L'événement marquant de la semaine a été le lancement, le 28 février, de l'opération militaire conjointe américano-israélienne contre l'Iran. Trump a annoncé le lancement de l'« Opération Epic Fury », visant les programmes nucléaire et balistique iraniens. Le guide suprême Khamenei a été tué, et le Bitcoin a immédiatement rebondi, passant de 63 000 $ à 68 200 $, les investisseurs interprétant l'incident comme un signe de possible désescalade. Au cours de la journée, environ 157 000 positions ont été liquidées, pour un total de 657 millions de dollars, répartis de manière relativement égale entre positions longues et courtes.

Sur le plan commercial, le droit de douane forfaitaire américain de 15 % a paradoxalement amélioré la situation du Brésil (baisse de 13,6 points de pourcentage du taux effectif), de la Chine et de l'Inde, tout en pénalisant des alliés comme le Royaume-Uni (+2,1 points de pourcentage) et l'Italie. La Cour suprême des États-Unis a privé Trump de son principal outil, l'IEEPA, mais le président conserve un vaste arsenal législatif en matière de commerce.

Suite à la liquidation de Garantex, cinq plateformes d'échange de cryptomonnaies – Bitpapa, ABCeX, Exmo, Rapira et Aifory Pro – ont comblé le vide, permettant aux utilisateurs russes de contourner les sanctions. Selon Chainalysis, les adresses liées à des activités illicites recevront au moins 154 milliards de dollars en 2025, soit une augmentation de 162 % par rapport à l'année précédente. L'Union européenne examine actuellement un 20e train de sanctions, qui interdirait totalement les transactions en cryptomonnaies avec la Russie.

Réglementation et adoption institutionnelle

Le sénateur américain Richard Blumenthal a lancé une enquête sur Binance, affirmant que la plateforme a traité environ 1,7 milliard de dollars de transactions liées à des entités iraniennes sous sanctions et à des compagnies pétrolières russes. La plateforme réfute ces allégations, invoquant une réduction de 97 % des transactions avec les juridictions à haut risque. La date limite pour le dépôt des documents est le 6 mars.

Morgan Stanley a déposé une demande de licence bancaire fiduciaire nationale pour détenir des actifs numériques et proposer des services de staking. La banque, qui gère environ 2 000 milliards de dollars d'actifs, renforce progressivement sa présence dans le secteur des cryptomonnaies : des documents ont été préparés en vue du lancement d'ETF au comptant sur Bitcoin, Solana et Ethereum. Strategy a finalisé son 100e achat de bitcoins – 592 BTC pour 39,8 millions de dollars – portant son investissement total à 54,56 milliards de dollars à un prix moyen de 76 020 $. Michael Saylor a commenté l'annonce de manière concise : « Si le Bitcoin ne tombe pas à zéro, il atteindra le million. »
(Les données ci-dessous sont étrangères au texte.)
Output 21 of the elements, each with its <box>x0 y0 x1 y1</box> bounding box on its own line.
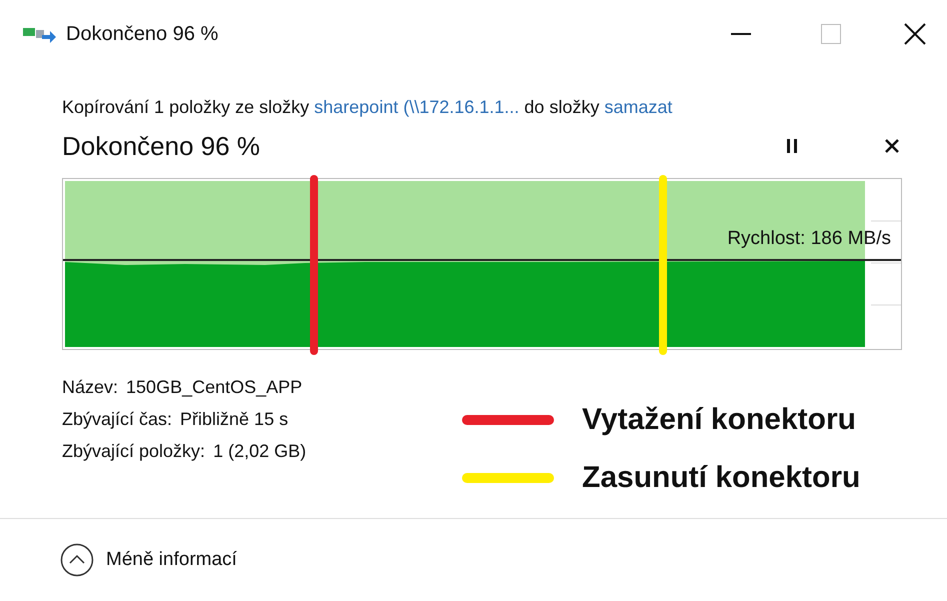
detail-label: Název: <box>62 376 118 399</box>
copy-description: Kopírování 1 položky ze složky sharepoint (\\172.16.1.1... do složky samazat <box>62 96 674 119</box>
detail-value: Přibližně 15 s <box>180 408 288 431</box>
detail-label: Zbývající čas: <box>62 408 172 431</box>
progress-heading: Dokončeno 96 % <box>62 130 260 163</box>
detail-value: 1 (2,02 GB) <box>213 440 306 463</box>
legend-label: Vytažení konektoru <box>582 402 856 438</box>
pause-icon <box>786 138 798 154</box>
close-icon <box>885 139 899 154</box>
window-title: Dokončeno 96 % <box>66 22 218 47</box>
close-icon <box>904 22 926 45</box>
minimize-icon <box>731 32 751 35</box>
maximize-icon <box>821 24 841 44</box>
less-info-toggle[interactable]: Méně informací <box>60 542 237 577</box>
source-link[interactable]: sharepoint (\\172.16.1.1... <box>314 96 520 117</box>
chevron-up-icon <box>60 542 94 577</box>
detail-label: Zbývající položky: <box>62 440 206 463</box>
legend-label: Zasunutí konektoru <box>582 460 860 496</box>
detail-value: 150GB_CentOS_APP <box>126 376 302 399</box>
speed-label: Rychlost: 186 MB/s <box>727 226 891 251</box>
target-link[interactable]: samazat <box>604 96 672 117</box>
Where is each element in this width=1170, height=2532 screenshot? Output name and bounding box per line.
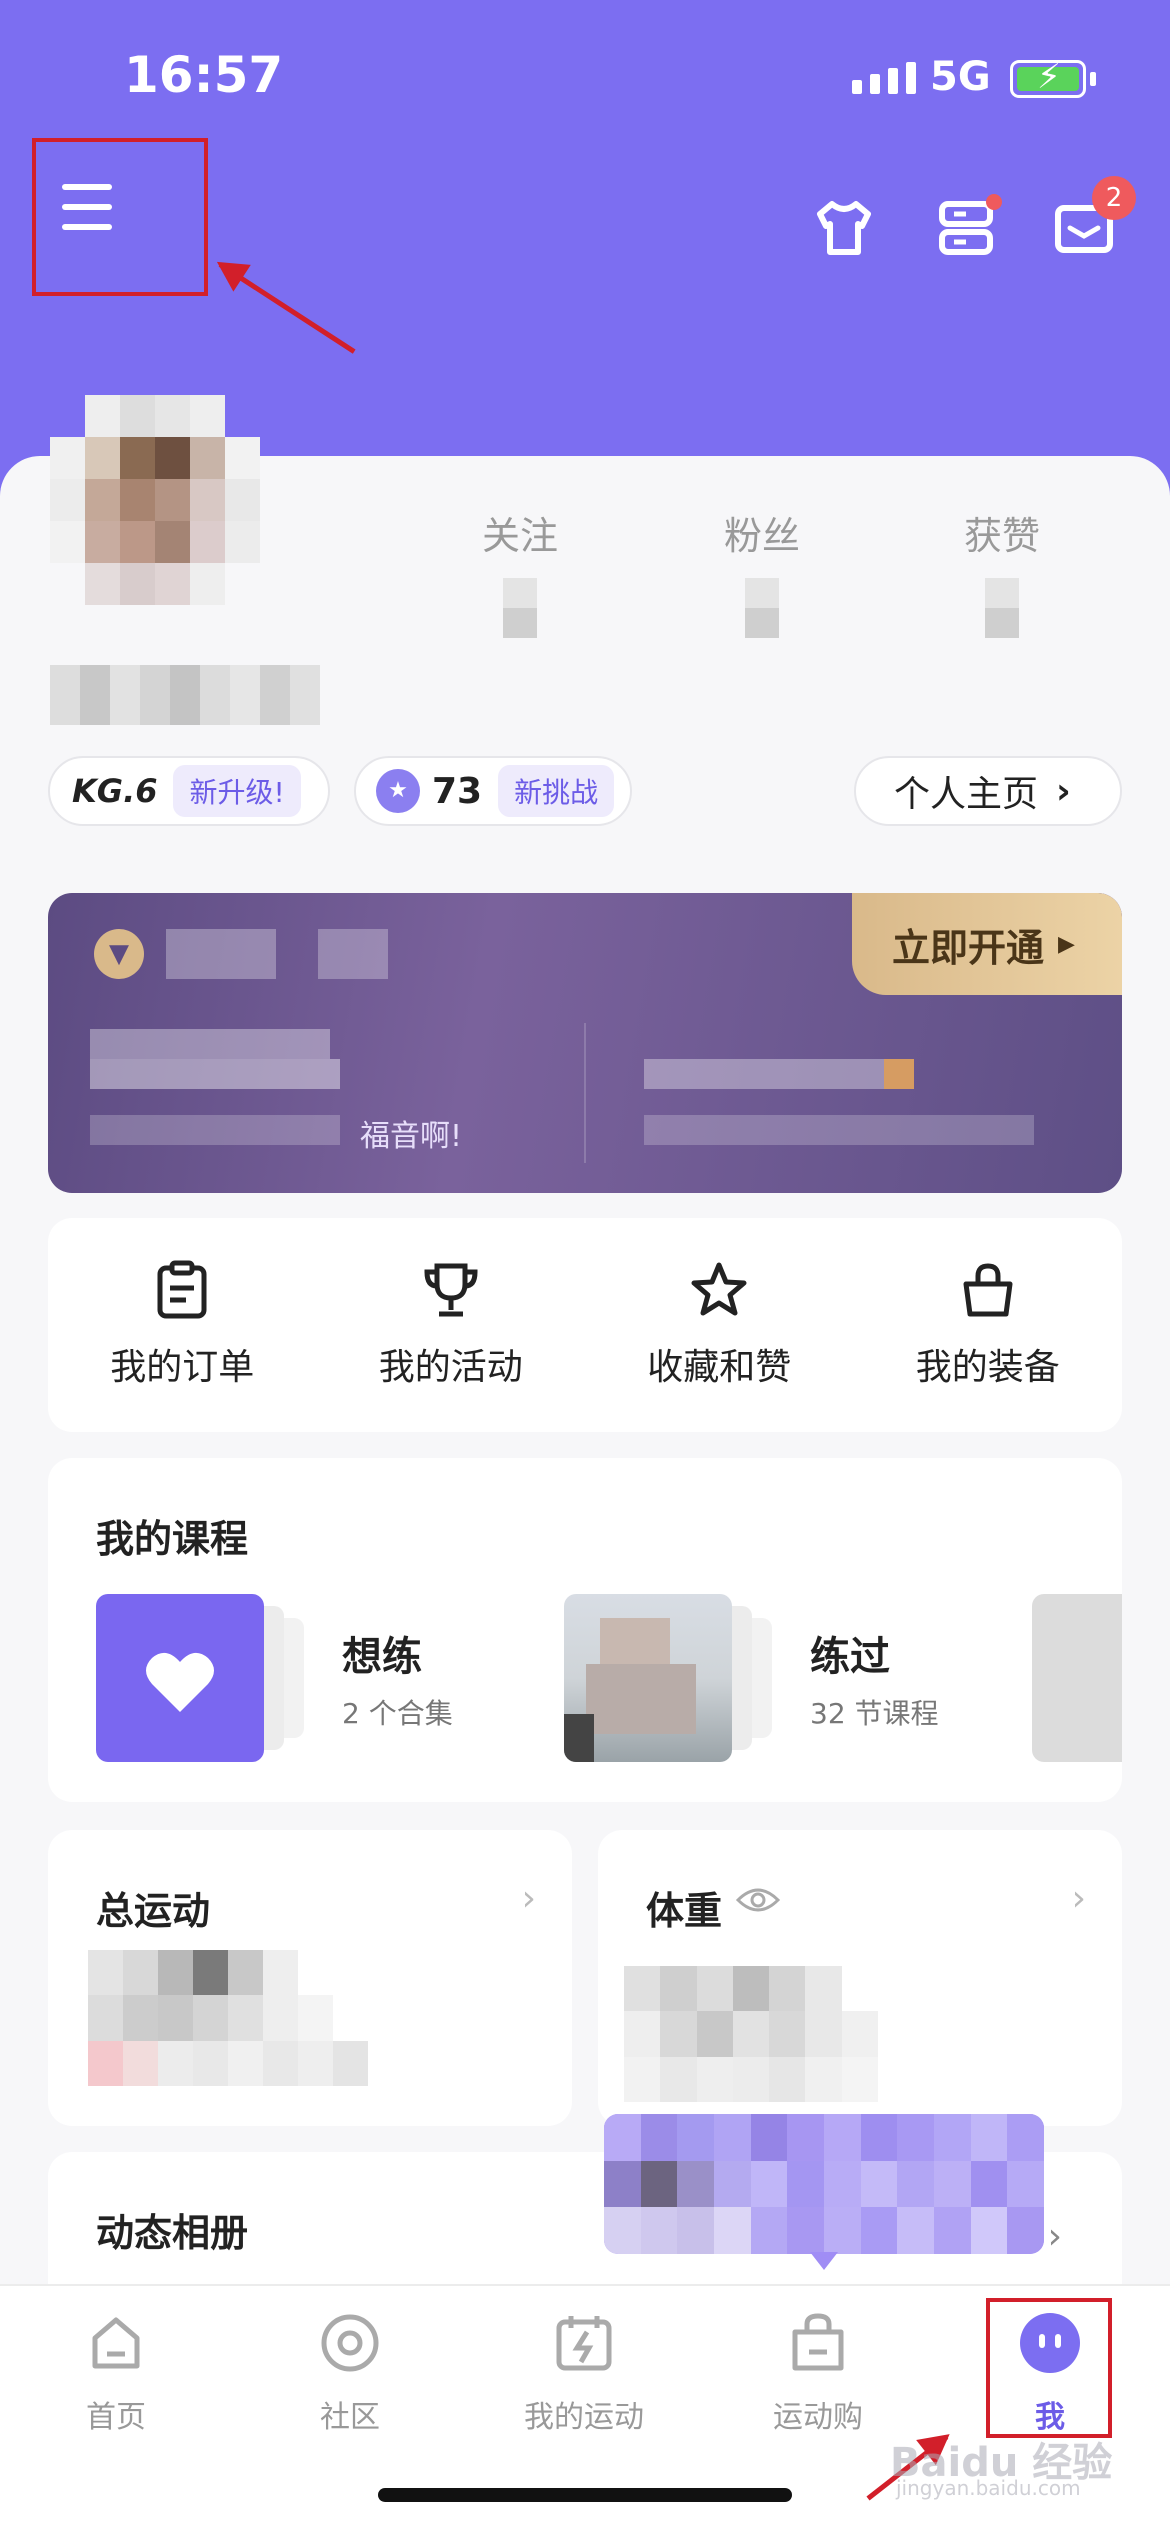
vip-banner[interactable]: ▼ 福音啊! 立即开通 ▶ [48,893,1122,1193]
challenge-count: 73 [432,770,483,812]
annotation-box [986,2298,1112,2438]
quick-actions: 我的订单 我的活动 收藏和赞 我的装备 [48,1218,1122,1432]
signal-icon [852,62,916,94]
trophy-icon [424,1263,478,1317]
community-icon [321,2314,379,2372]
chevron-right-icon: › [1047,2216,1062,2257]
clipboard-icon [157,1260,207,1319]
calendar-bolt-icon [556,2316,612,2371]
personal-home-label: 个人主页 [894,774,1039,815]
eye-icon[interactable] [736,1886,780,1914]
stat-followers-value [745,578,779,638]
activate-now-button[interactable]: 立即开通 ▶ [852,893,1122,995]
shopping-bag-icon [792,2313,844,2371]
tab-sports-shop[interactable]: 运动购 [728,2308,908,2436]
watermark-url: jingyan.baidu.com [896,2476,1081,2500]
stat-following-value [503,578,537,638]
course-done-thumb[interactable] [564,1594,732,1762]
chevron-right-icon: › [1071,1878,1086,1919]
star-icon [691,1262,747,1316]
my-courses-card: 我的课程 想练 2 个合集 练过 32 节课程 [48,1458,1122,1802]
weight-value [624,1966,914,2102]
devices-notification-dot [986,194,1002,210]
tab-home[interactable]: 首页 [26,2308,206,2436]
challenge-tag: 新挑战 [498,765,615,817]
courses-title: 我的课程 [96,1517,249,1561]
bag-icon [963,1263,1013,1317]
action-my-orders[interactable]: 我的订单 [48,1218,317,1432]
course-want-title[interactable]: 想练 [342,1624,422,1682]
mail-badge: 2 [1092,176,1136,220]
total-exercise-value [88,1950,368,2086]
course-want-subtitle: 2 个合集 [342,1697,453,1730]
level-label: KG.6 [72,772,158,810]
level-tag: 新升级! [173,765,301,817]
stat-followers[interactable]: 粉丝 [682,505,842,638]
stat-likes-value [985,578,1019,638]
stat-following[interactable]: 关注 [440,505,600,638]
avatar[interactable] [50,395,260,605]
status-time: 16:57 [124,46,284,104]
album-title: 动态相册 [96,2211,249,2255]
course-want-thumb[interactable] [96,1594,264,1762]
home-indicator[interactable] [378,2488,792,2502]
menu-button[interactable] [32,138,208,296]
outfit-icon[interactable] [812,196,876,260]
network-label: 5G [930,54,991,100]
action-favorites[interactable]: 收藏和赞 [585,1218,854,1432]
personal-home-button[interactable]: 个人主页 › [854,756,1122,826]
tab-community[interactable]: 社区 [260,2308,440,2436]
stat-likes[interactable]: 获赞 [922,505,1082,638]
action-my-activities[interactable]: 我的活动 [317,1218,586,1432]
level-pill[interactable]: KG.6 新升级! [48,756,330,826]
course-done-subtitle: 32 节课程 [810,1697,939,1730]
username [50,665,320,725]
weight-title: 体重 [646,1889,723,1933]
total-exercise-title: 总运动 [96,1889,211,1933]
tab-my-sports[interactable]: 我的运动 [494,2308,674,2436]
diamond-icon: ▼ [94,929,144,979]
status-bar: 16:57 5G ⚡ [0,40,1170,120]
medal-icon: ★ [376,769,420,813]
battery-icon: ⚡ [1010,57,1086,98]
vip-partial-text: 福音啊! [360,1119,463,1154]
chevron-right-icon: › [521,1878,536,1919]
chevron-right-icon: › [1056,770,1071,812]
total-exercise-card[interactable]: 总运动 › [48,1830,572,2126]
challenge-pill[interactable]: ★ 73 新挑战 [354,756,632,826]
heart-icon [146,1652,214,1712]
weight-card[interactable]: 体重 › [598,1830,1122,2126]
action-my-equipment[interactable]: 我的装备 [854,1218,1123,1432]
weight-tip-popup[interactable] [604,2114,1044,2254]
play-triangle-icon: ▶ [1058,931,1075,957]
course-next-thumb[interactable] [1032,1594,1122,1762]
home-icon [92,2317,140,2369]
course-done-title[interactable]: 练过 [810,1624,890,1682]
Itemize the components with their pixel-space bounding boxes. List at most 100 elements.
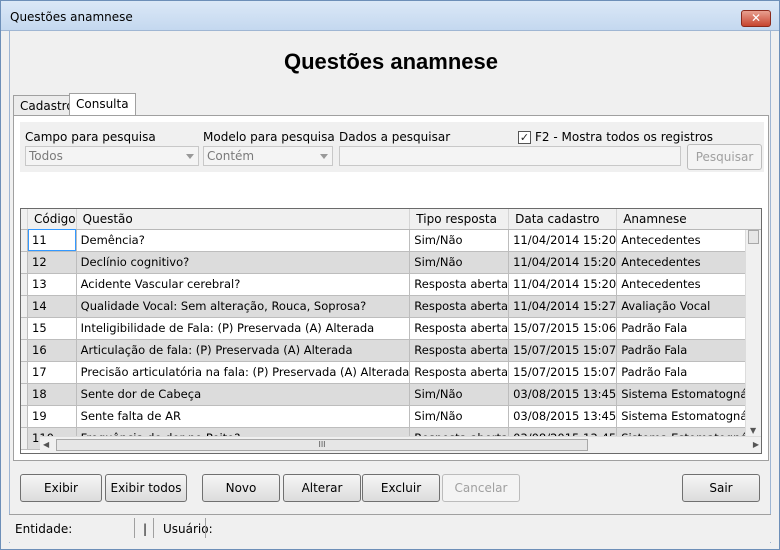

Sentiment du marché : L’incertitude comme nouvelle norme

La semaine du 23 février au 1er mars a révélé plusieurs tendances constantes. Le Bitcoin se comporte comme un actif à risque en période de tensions et comme un actif défensif en période d'apaisement géopolitique : la reprise rapide qui a suivi la mort de Khamenei confirme la thèse de QCP Capital sur la nature « hybride » de cet actif. Le sentiment du marché reste mitigé : l'analyse technique suggère que le marché baissier n'est pas terminé, tandis que les achats institutionnels et les données sur l'adoption du Bitcoin indiquent le contraire.

Le conflit entre Anthropic et l'armée américaine a marqué un tournant dans le secteur de l'IA : les entreprises qui adhèrent au principe de « toutes fins légitimes » obtiennent des contrats gouvernementaux, tandis que d'autres risquent de perdre leur principal client. L'opération militaire contre l'Iran a accru l'imprévisibilité à plusieurs niveaux. Pour le marché des cryptomonnaies, cela signifie que les principaux catalyseurs dans les semaines à venir ne seront pas tant d'ordre technique que l'évolution de la situation au Moyen-Orient et la réaction des marchés pétroliers au changement de régime en Iran.

L'avis de l'IA

Du point de vue de l'analyse des données, la semaine du 23 février au 1er mars représente un test de résistance exceptionnel, porté simultanément par trois facteurs : la géopolitique, la pression réglementaire et la transformation des entreprises. Le Bitcoin est passé de 63 000 $ à 68 200 $ en moins de 24 heures après la mort de Khamenei, une rapidité qui contraste fortement avec février 2022, lorsque le déclenchement du conflit ukrainien avait fait chuter le Bitcoin de 12 % en 24 heures, sans perspective de reprise rapide. Ces trois dernières années, le marché a appris à absorber les chocs géopolitiques beaucoup plus rapidement, signe de la maturité structurelle de cet actif.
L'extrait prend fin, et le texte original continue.